If you cannot normalize your blood pressure using the above methods, you should not delay going to the doctor. Correctly selected treatment will help you recover faster after childbirth and find the happiness of motherhood.

Lifestyle

This factor cannot be discounted. Despite the fact that many young mothers look for the reasons for swelling of the legs after childbirth in disruption of the body, nutritional habits and the nature of the load are of great importance. After becoming a mother, many women feel that their pregnancy restrictions are over, especially if they are not breastfeeding. Abuse of fried and salty foods, improper protein intake, and an abundance of sweets in the diet certainly contribute to postpartum edema. On the other hand, some women, dreaming of quickly regaining a slim figure, sharply limit themselves in food. Starvation diets lead to metabolic disorders and fluid accumulation in tissues (so-called “hunger edema”). And finally, after the baby is born, you do not need to stop taking vitamins. After all, edema is caused by a lack of sodium and potassium in the body, which are so easy to obtain by taking vitamin-mineral complexes.

We mentioned not only diet, but also activity level. It's no secret that sometimes a young mother spends the whole day caring for her baby. This leads to her legs swelling even after pregnancy. This is all due to excessive stress and lack of normal blood circulation. During the child's daytime sleep, the mother is also recommended to rest for at least 15-20 minutes, and her legs should be elevated at this time.

Hormonal imbalance

Preparing for pregnancy, the period of bearing a baby, childbirth, breastfeeding and further recovery are difficult for the female body due to constant hormonal “shocks”. An additional factor affecting the functioning of a woman’s own endocrine system is the use of hormonal drugs, which are often prescribed during pregnancy. These changes do not always go smoothly - the imbalance of hormones that occurs during this period can cause edema.

Hormonal levels affect vascular permeability. In particular, thyroid hormones play a major role here, as well as the ratio of sex hormones (estrogen and progesterone) and other body hormones.

Please note that hormonal imbalance may be accompanied by a general decrease in body tone. Women often complain of weakness, drowsiness, weight gain, tired legs, and constipation. The presence of these symptoms in addition to edema suggests that the hormonal levels of the young mother have not yet recovered.
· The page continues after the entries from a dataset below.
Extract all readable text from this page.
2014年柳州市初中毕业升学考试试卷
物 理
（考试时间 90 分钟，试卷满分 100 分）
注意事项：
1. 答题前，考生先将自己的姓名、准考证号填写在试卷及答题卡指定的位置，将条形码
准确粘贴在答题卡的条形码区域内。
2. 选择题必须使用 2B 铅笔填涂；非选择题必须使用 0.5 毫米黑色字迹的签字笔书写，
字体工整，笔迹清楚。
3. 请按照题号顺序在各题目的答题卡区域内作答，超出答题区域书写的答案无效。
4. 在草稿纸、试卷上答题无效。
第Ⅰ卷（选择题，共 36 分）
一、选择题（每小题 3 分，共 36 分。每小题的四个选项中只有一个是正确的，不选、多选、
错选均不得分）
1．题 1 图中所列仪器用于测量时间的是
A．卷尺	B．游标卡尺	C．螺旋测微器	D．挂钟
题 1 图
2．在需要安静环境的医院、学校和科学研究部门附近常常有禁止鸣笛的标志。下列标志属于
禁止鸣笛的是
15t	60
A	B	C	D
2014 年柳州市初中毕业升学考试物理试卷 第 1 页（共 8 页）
What should you pay attention to?

Symptoms that may alert you include tinnitus, spots before the eyes, headache, dizziness, nausea and vomiting, increased swelling, as well as red spots on the skin after minor physical activity or minor stress. These signs are sure companions of high pressure and should not be ignored. However, high blood pressure does not always manifest itself. You can completely calmly go about your daily activities and not even suspect that “bad” changes are happening in your body. That is why you need to independently monitor your blood pressure level.

You can completely calmly go about your daily activities and not even suspect that “bad” changes are happening in your body.

A woman's condition during pregnancy is constantly changing. Toxicosis, fatigue or hyperactivity, despondency or, conversely, emotional excitement - all this, within reasonable limits, is the norm. But if any symptoms seem inappropriate to you, it is better to consult a doctor for advice.